僕が夕飯を終えて自分の部屋に戻ろうとするとお父さん帰ってきた。普段は仕事が遅くこんなに早く帰って来ることは無い。どうしたの?と聞こうと思ったらお父さんは
「今日どうしても観たいテレビがあってね。少し早く切り上げたんだ。」
と言って一緒に観ようと誘われ再び居間に行った。

宿題も気になる所だけどまだ一向に決まらない。とりあえずお父さんに合わせてテレビでも観ようかという感じだった。大体仕事切り上げてまで観たい番組って一体何なんだろう。座りながらボーっとブラウン管を見つめた。するとまもなく始まった。

K-1ワールドMAX2003

そう書いてあった。
K1はなんとなく知っていた。お父さんは格闘技好きでよくテレビで見ていた。僕も横目でチラチラ観てはいたけどあんまり関心がなかった。外国人のでかいやつが蹴ったり殴ったりしているだけで特に面白いとも思ったことが無かった。
けど今日のはちょっといつもと違う感じだった。

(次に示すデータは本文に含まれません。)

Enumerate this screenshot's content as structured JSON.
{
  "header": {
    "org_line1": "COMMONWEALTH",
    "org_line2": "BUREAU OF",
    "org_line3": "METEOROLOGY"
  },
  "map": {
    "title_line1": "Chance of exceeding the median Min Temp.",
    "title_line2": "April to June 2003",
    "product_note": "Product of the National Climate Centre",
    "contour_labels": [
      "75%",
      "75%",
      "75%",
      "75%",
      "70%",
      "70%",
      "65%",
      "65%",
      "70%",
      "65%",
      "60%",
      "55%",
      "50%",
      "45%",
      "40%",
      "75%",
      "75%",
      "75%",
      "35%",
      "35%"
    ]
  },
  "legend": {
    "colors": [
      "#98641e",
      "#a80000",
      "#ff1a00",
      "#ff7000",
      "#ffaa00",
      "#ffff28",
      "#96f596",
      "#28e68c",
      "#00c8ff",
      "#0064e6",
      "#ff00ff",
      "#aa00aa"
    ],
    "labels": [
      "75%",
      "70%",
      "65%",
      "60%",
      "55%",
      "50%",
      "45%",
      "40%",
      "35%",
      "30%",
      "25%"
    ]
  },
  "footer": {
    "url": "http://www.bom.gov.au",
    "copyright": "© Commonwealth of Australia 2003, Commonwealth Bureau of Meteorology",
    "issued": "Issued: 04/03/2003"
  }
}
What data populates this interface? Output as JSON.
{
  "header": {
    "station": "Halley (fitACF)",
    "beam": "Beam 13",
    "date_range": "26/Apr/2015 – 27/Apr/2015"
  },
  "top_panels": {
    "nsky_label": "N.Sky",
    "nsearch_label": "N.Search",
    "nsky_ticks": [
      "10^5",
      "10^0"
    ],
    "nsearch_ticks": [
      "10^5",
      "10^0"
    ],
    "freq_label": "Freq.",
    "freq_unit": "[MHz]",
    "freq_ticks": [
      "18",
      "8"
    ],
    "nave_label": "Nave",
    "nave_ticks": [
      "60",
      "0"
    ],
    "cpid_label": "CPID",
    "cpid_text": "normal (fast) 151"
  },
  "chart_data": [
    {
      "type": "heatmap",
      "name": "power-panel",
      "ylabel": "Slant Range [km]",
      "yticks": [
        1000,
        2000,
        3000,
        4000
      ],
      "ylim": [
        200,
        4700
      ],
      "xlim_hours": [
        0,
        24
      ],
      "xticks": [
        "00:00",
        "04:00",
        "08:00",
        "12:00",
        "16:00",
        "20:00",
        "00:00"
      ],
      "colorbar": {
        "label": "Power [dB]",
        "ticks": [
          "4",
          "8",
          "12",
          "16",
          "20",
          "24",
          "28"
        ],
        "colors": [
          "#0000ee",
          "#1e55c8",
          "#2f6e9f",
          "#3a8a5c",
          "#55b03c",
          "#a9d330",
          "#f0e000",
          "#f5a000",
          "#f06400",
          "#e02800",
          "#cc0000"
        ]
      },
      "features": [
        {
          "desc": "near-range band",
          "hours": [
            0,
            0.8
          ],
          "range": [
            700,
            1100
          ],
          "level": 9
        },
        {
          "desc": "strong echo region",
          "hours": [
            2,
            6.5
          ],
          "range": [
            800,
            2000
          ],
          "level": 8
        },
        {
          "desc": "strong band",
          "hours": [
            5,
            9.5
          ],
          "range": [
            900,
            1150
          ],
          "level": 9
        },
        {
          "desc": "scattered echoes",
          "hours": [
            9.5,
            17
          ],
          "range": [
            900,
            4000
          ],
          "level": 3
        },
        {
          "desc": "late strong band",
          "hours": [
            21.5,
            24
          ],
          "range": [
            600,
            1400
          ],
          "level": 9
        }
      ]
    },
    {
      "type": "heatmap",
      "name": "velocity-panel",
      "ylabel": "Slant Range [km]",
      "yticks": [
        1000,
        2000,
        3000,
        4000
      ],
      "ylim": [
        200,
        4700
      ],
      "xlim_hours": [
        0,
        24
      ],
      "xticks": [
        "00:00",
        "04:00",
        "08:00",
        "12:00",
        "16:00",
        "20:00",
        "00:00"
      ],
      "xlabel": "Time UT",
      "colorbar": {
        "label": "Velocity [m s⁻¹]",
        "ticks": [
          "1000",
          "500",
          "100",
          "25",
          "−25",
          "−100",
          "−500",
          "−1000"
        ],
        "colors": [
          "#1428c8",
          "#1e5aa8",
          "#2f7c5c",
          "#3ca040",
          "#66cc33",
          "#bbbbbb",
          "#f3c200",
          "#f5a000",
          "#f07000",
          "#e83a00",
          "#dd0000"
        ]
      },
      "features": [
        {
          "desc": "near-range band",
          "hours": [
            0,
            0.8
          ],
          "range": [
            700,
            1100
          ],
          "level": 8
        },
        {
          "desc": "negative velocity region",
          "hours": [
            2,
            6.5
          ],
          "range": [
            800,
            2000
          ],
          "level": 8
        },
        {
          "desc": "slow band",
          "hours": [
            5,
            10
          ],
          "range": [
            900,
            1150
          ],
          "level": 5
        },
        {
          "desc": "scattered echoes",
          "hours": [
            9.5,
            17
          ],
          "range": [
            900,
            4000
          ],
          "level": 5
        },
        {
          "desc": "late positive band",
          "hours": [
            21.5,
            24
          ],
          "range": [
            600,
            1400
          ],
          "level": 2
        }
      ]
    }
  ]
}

人が小さい?

「今日はな、ミドル級という階級のトーナメントがあるんだ。これがもしかしたら日本人初のK!世界王者が誕生するかも」
と言った。
日本人初の世界王者。僕には意味が良く分からなかった。するとお父さんはこの人この人!と少し声を大きくして言った。
 番組のテロップには{反逆のカリスマ 魔裟斗}と書かれていた。
まさとって読むんだと聞いた。なんか今までの経過のPVが流れていよいよ試合となった。

今日1日で3試合あり、魔裟斗の相手は鉄の拳という異名を持つ相手だった。この選手も知らないがとにかくパンチが強いんだろうということだけ分かった。

その鉄の拳を掻い潜り1試合目を判定で勝っていた。お父さんは良し!と声を上げていた。その後何試合か他の選手の試合があって再び魔裟斗の試合になった。相手はタイ人でムエタイ王と書いてあった。一進一退の攻防の後左アッパー顔面にぶち込み魔裟斗がKOで勝った。いよいよ決勝になった。僕は画面に喰らいついていた。この人がどうなるのか。僕はドキドキして胸の鼓動が高まった。